220714 Ethical Challenges to Informed Consent for Genetic Research during Critical Illness

Monday, November 8, 2010 : 8:45 AM - 9:00 AM

Ellen Iverson, MPH , Community Health Outcomes and Intervention Research Program, Childrens Hospital Los Angeles/USC Keck School of Medicine, Los Angeles, CA
Erica Shehane, MPH, MSW , Community Health Outcomes and Intervention Research Program, Childrens Hospital Los Angeles, Los Angeles, CA
Aaron Celious, PhD , Community Health Outcomes and Intervention Research Program, Childrens Hospital Los Angeles, Los Angeles, CA
Carie Kennedy, RN , Department of Surgery, Washington University School of Medicine, St. Louis, MO
Victoria Warren, RN , Department of Surgery, University of Texan Southwestern Medical Center, Dallas, TX
Alexander Eastman, MD, MPH , Department of Surgery, University of Texas Southwestern Medical Center, Dallas, TX
Bradley Freeman, MD , Department of Surgery, Washington University School of Medicine, St. Louis, MO
Background: Clinical investigation conducted in critically ill patients is challenging due to disease severity, treatment complexity, and reliance on surrogate decision makers (SDMs) to provide informed consent. Acquisition of genetic data is increasingly common in critical illness research. The extent to which SDMs understand implications of genetic data collection for purposes of providing permission for research participation is unexplored. Methods: We conducted 23 focus groups and 35 in-depth interviews with African-American, Caucasian and Hispanic SDMs for adult critical care patients in two tertiary care hospitals. Hypothetical scenarios and specific language abstracted from sample informed consent documents were presented to elicit perceptions about genetic technology and learn what information SDMs require to make informed decisions about research participation. Atlas.ti software was used to conduct thematic content analysis. Results: Participants' knowledge of genetics was limited and based primarily on media exposure or personal experience (e.g., paternity testing). Misinformation included the belief that genetic material can be ‘used up' over time. No participant was aware of the potential use of genetics to personalize treatment. While most respondents would permit family members' participation in genetic research, they required guidance to fully understand details of genetic data collection, such as biobanking for future use, potential for commercialization, etc. Conclusion: Participants expressed willingness to permit genetic research participation, though most lacked a fundamental grasp of this technology. Informed consent processes targeting such knowledge gaps may be essential to ensure that genetic data collection during critical illness is conducted in the most transparent manner possible.

Learning Areas:
Advocacy for health and health education
Assessment of individual and community needs for health education
Ethics, professional and legal requirements
Planning of health education strategies, interventions, and programs
Public health or related laws, regulations, standards, or guidelines
Public health or related public policy

Learning Objectives:
1. Identify logistical aspects of clinical research conducted in the ICU setting that potentially present ethical challenges, and will be able to describe how these challenges are amplified when considering genetic data collection. 2. Identify "milestones" research subjects need to achieve in order to feel confident in their abilities to make an informed decision about providing consent for their family member to participate in genetic research during critical illness. 3. List key concepts that need to be included during the consent process for studies involving genetic research during critical illness.
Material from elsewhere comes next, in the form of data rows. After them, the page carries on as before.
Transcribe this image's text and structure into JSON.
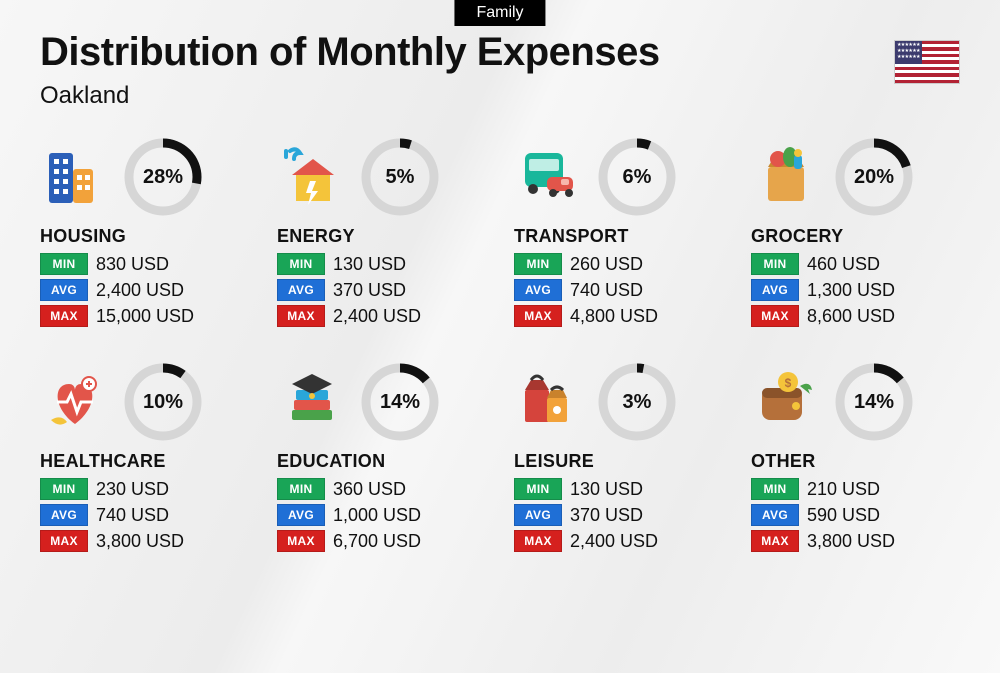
{
  "tag": "Family",
  "title": "Distribution of Monthly Expenses",
  "subtitle": "Oakland",
  "country_icon": "us-flag",
  "colors": {
    "min_badge": "#19a557",
    "avg_badge": "#1f6fd6",
    "max_badge": "#d5201e",
    "donut_track": "#d6d6d6",
    "donut_fill": "#111111",
    "text": "#111111",
    "background_start": "#f7f7f7",
    "background_end": "#ececec"
  },
  "labels": {
    "min": "MIN",
    "avg": "AVG",
    "max": "MAX"
  },
  "currency": "USD",
  "categories": [
    {
      "id": "housing",
      "name": "HOUSING",
      "icon": "buildings-icon",
      "percent": 28,
      "min": "830",
      "avg": "2,400",
      "max": "15,000"
    },
    {
      "id": "energy",
      "name": "ENERGY",
      "icon": "energy-icon",
      "percent": 5,
      "min": "130",
      "avg": "370",
      "max": "2,400"
    },
    {
      "id": "transport",
      "name": "TRANSPORT",
      "icon": "transport-icon",
      "percent": 6,
      "min": "260",
      "avg": "740",
      "max": "4,800"
    },
    {
      "id": "grocery",
      "name": "GROCERY",
      "icon": "grocery-icon",
      "percent": 20,
      "min": "460",
      "avg": "1,300",
      "max": "8,600"
    },
    {
      "id": "healthcare",
      "name": "HEALTHCARE",
      "icon": "health-icon",
      "percent": 10,
      "min": "230",
      "avg": "740",
      "max": "3,800"
    },
    {
      "id": "education",
      "name": "EDUCATION",
      "icon": "education-icon",
      "percent": 14,
      "min": "360",
      "avg": "1,000",
      "max": "6,700"
    },
    {
      "id": "leisure",
      "name": "LEISURE",
      "icon": "leisure-icon",
      "percent": 3,
      "min": "130",
      "avg": "370",
      "max": "2,400"
    },
    {
      "id": "other",
      "name": "OTHER",
      "icon": "other-icon",
      "percent": 14,
      "min": "210",
      "avg": "590",
      "max": "3,800"
    }
  ],
  "donut": {
    "radius": 34,
    "stroke_width": 9
  }
}
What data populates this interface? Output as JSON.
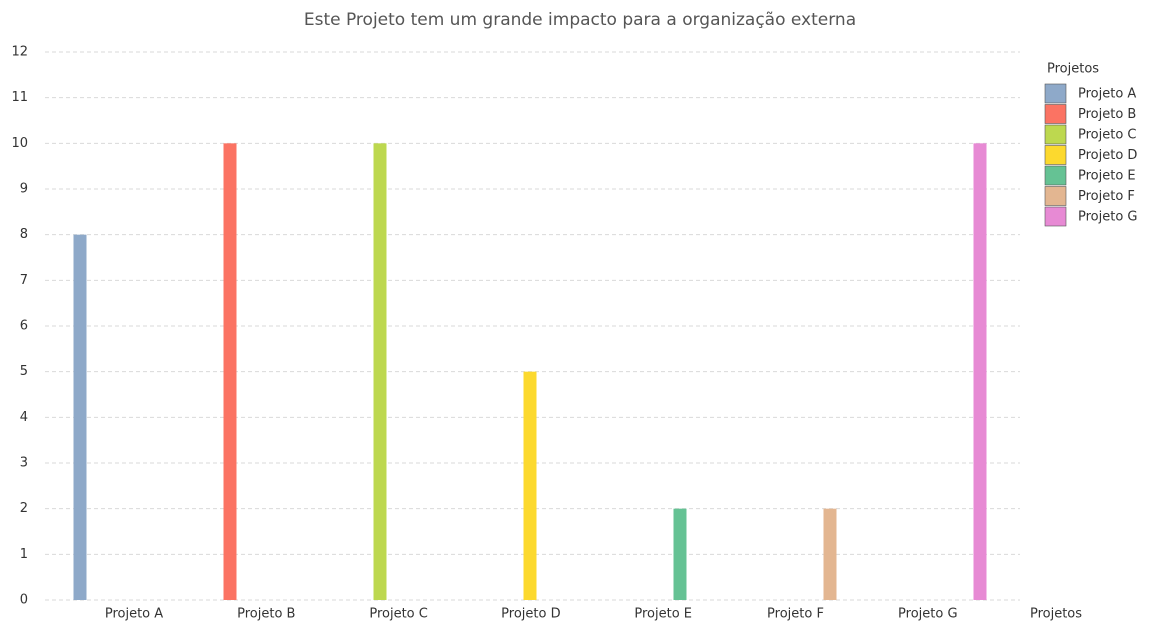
{
  "chart_data": {
    "type": "bar",
    "title": "Este Projeto tem um grande impacto para a organização externa",
    "x_label": "Projetos",
    "legend_title": "Projetos",
    "categories": [
      "Projeto A",
      "Projeto B",
      "Projeto C",
      "Projeto D",
      "Projeto E",
      "Projeto F",
      "Projeto G"
    ],
    "values": [
      8,
      10,
      10,
      5,
      2,
      2,
      10
    ],
    "colors": [
      "#8ea9c9",
      "#fb7363",
      "#bdd84f",
      "#fcd92e",
      "#65c294",
      "#e3b691",
      "#e78ad4"
    ],
    "ylim": [
      0,
      12
    ],
    "yticks": [
      0,
      1,
      2,
      3,
      4,
      5,
      6,
      7,
      8,
      9,
      10,
      11,
      12
    ],
    "grid": true,
    "legend": "right"
  }
}
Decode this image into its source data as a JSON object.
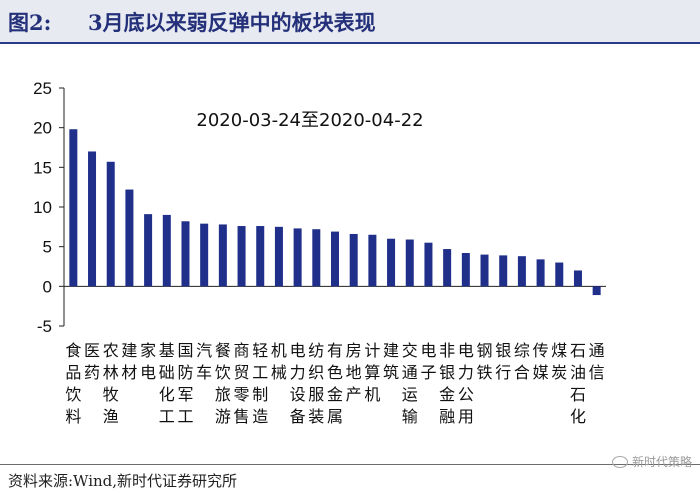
{
  "header": {
    "label": "图2:",
    "title": "3月底以来弱反弹中的板块表现"
  },
  "colors": {
    "bar": "#1f2f8a",
    "axis": "#222222"
  },
  "chart_data": {
    "type": "bar",
    "annotation": "2020-03-24至2020-04-22",
    "categories": [
      "食品饮料",
      "医药",
      "农林牧渔",
      "建材",
      "家电",
      "基础化工",
      "国防军工",
      "汽车",
      "餐饮旅游",
      "商贸零售",
      "轻工制造",
      "机械",
      "电力设备",
      "纺织服装",
      "有色金属",
      "房地产",
      "计算机",
      "建筑",
      "交通运输",
      "电子",
      "非银金融",
      "电力公用",
      "钢铁",
      "银行",
      "综合",
      "传媒",
      "煤炭",
      "石油石化",
      "通信"
    ],
    "values": [
      19.8,
      17.0,
      15.7,
      12.2,
      9.1,
      9.0,
      8.2,
      7.9,
      7.8,
      7.6,
      7.6,
      7.5,
      7.3,
      7.2,
      6.9,
      6.6,
      6.5,
      6.0,
      5.9,
      5.5,
      4.7,
      4.2,
      4.0,
      3.9,
      3.8,
      3.4,
      3.0,
      2.0,
      -1.1
    ],
    "yticks": [
      25,
      20,
      15,
      10,
      5,
      0,
      -5
    ],
    "ylim": [
      -5,
      25
    ]
  },
  "footer": {
    "source": "资料来源:Wind,新时代证券研究所",
    "watermark": "新时代策略"
  }
}
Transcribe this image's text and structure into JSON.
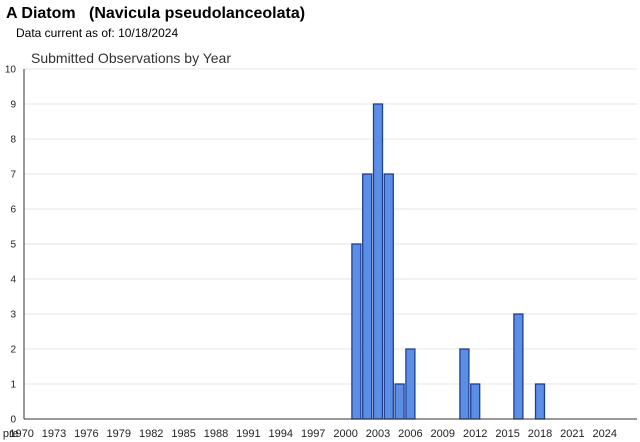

Keywords: Genetics, Bioethics

Presenting author's disclosure statement:

Qualified on the content I am responsible for because: I am qualified as I have been conducting mixed method public health research in clinical and community settings for 30 years. Most recently, I have been conducting research related to patient-provider decision making in multiple clinical settings. I am currently Co-Investigator of two NIH funded studies examining the ethical and social implications of the emerging use of genetics to guide treatment (“personalized medicine”) and the enrollment of patients into genetic studies and biobanks.
Any relevant financial relationships? No

I agree to comply with the American Public Health Association Conflict of Interest and Commercial Support Guidelines, and to disclose to the participants any off-label or experimental uses of a commercial product or service discussed in my presentation.